Frank Tian Xie, a business professor at the University of South Carolina Aiken, told The Epoch Times that the standing currency swap line would favor Beijing by offering a path to obtain more foreign currencies, but it has no benefits for the HKD.
Since Oct. 17, 1983, Hong Kong has adopted the Linked Exchange Rate System, allowing HKMA to stabilize exchange rates from the U.S. dollar to the HKD between 7.75 and 7.85.
As a currency pegged to the U.S. dollar, the predominant international currency, the HKD has long maintained market confidence. However, a new swap line with the Chinese yuan will likely harm the value of HKD.
The yuan is not fully convertible, which could cause issues for cross-border fund transfers.

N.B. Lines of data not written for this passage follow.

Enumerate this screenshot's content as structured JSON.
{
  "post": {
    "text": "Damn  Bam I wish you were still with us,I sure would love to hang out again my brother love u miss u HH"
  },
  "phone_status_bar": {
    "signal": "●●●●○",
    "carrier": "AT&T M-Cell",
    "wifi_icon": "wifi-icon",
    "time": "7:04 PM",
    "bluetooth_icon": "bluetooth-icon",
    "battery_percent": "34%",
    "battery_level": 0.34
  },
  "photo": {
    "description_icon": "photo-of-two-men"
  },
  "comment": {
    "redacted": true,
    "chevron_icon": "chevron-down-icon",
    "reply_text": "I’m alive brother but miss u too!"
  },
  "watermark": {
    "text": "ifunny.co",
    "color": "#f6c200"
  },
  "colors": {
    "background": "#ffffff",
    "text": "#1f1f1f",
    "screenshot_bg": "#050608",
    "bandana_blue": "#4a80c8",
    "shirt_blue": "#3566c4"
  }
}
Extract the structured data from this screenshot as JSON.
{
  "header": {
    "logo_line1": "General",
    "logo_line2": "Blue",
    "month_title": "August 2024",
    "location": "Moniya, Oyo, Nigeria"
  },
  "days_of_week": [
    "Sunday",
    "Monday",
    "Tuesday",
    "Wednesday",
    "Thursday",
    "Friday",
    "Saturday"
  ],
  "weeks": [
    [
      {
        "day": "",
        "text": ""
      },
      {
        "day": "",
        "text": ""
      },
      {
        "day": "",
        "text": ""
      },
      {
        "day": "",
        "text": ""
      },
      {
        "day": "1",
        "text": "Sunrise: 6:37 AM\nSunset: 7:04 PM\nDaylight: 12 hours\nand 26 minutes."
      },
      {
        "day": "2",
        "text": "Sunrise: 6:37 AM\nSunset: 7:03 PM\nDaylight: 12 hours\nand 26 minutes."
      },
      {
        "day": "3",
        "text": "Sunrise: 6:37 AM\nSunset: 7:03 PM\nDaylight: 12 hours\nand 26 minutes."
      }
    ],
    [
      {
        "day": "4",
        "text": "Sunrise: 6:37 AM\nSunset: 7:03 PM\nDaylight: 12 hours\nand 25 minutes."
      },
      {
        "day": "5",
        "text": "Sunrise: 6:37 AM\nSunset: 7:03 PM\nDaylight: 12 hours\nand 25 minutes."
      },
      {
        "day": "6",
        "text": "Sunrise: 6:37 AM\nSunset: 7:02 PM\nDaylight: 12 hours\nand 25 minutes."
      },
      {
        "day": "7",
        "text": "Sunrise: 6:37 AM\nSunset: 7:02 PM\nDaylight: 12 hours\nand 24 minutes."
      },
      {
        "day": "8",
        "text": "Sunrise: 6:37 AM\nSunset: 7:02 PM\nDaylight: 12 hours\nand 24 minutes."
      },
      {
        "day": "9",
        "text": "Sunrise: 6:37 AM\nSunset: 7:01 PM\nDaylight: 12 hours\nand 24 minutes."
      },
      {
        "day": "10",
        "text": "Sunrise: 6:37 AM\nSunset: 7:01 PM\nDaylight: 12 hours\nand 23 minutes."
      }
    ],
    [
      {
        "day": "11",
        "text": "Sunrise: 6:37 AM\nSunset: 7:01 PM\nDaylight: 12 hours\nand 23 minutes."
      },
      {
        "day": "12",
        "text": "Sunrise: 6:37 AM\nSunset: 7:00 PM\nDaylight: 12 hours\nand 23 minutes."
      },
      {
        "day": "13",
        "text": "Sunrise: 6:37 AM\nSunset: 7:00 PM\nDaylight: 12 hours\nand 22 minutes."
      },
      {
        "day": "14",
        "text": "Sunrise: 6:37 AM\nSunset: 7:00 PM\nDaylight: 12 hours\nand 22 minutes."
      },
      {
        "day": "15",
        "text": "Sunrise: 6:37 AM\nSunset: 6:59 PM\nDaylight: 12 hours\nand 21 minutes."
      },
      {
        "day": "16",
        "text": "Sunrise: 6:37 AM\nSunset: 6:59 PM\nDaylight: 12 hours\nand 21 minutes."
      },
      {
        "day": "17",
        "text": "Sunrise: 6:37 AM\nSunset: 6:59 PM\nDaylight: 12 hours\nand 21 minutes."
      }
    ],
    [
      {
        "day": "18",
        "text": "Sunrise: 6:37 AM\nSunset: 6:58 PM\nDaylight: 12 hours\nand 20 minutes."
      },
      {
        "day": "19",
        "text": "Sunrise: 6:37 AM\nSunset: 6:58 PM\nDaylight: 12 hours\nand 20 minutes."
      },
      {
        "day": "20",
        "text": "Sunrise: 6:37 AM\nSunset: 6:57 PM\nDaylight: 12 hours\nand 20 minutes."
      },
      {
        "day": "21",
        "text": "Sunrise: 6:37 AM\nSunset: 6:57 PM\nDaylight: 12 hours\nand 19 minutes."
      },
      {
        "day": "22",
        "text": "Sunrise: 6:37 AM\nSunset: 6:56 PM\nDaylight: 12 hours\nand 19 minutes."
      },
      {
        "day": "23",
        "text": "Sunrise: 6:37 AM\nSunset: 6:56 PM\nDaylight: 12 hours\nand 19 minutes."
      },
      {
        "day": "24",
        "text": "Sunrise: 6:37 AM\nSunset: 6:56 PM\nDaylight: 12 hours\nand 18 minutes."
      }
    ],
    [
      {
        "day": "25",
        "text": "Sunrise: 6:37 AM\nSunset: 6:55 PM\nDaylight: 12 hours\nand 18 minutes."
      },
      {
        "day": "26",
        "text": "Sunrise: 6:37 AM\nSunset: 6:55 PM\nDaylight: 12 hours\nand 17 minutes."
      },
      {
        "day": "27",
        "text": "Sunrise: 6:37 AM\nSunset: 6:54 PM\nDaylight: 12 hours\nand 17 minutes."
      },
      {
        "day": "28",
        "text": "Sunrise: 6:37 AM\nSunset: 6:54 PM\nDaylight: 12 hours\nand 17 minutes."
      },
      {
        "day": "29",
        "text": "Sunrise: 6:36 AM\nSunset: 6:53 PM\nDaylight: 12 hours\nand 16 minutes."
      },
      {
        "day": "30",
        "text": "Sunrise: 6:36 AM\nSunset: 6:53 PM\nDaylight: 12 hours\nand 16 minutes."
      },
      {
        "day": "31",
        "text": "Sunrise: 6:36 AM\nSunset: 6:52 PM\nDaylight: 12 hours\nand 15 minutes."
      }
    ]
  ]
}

The PBC also applies administrative measures to influence the exchange rates between the yuan and foreign currencies.
“The standing currency swap line would erode HKD’s credibility as a hard currency and, one day, the HKD will find itself in a position similar to the yuan,” Xie said.
Miyasita Kiyokawa, a current affairs commentator familiar with the Chinese financial system, told The Epoch Times on July 9 that Chinese companies are facing massive offshore debts in 2022. For example, the foreign debts of real estate developers in China have reached as high as $100 billion.
The other new policy announced on July 4 was an initiative called “Swap Connect,” a mutual access scheme to connect the interest rate swap markets between Hong Kong and Mainland China.
“The freedom in Hong Kong is quickly being eroded under the [Beijing-imposed] national security law. The city is not the vibrant international financial hub it once was. It is becoming like the Shenzhen Special Economic Zone, [a financial center fully under Beijing’s control],” Kiyokawa added, suggesting that Beijing may impose more financial schemes on Hong Kong until it achieves complete control.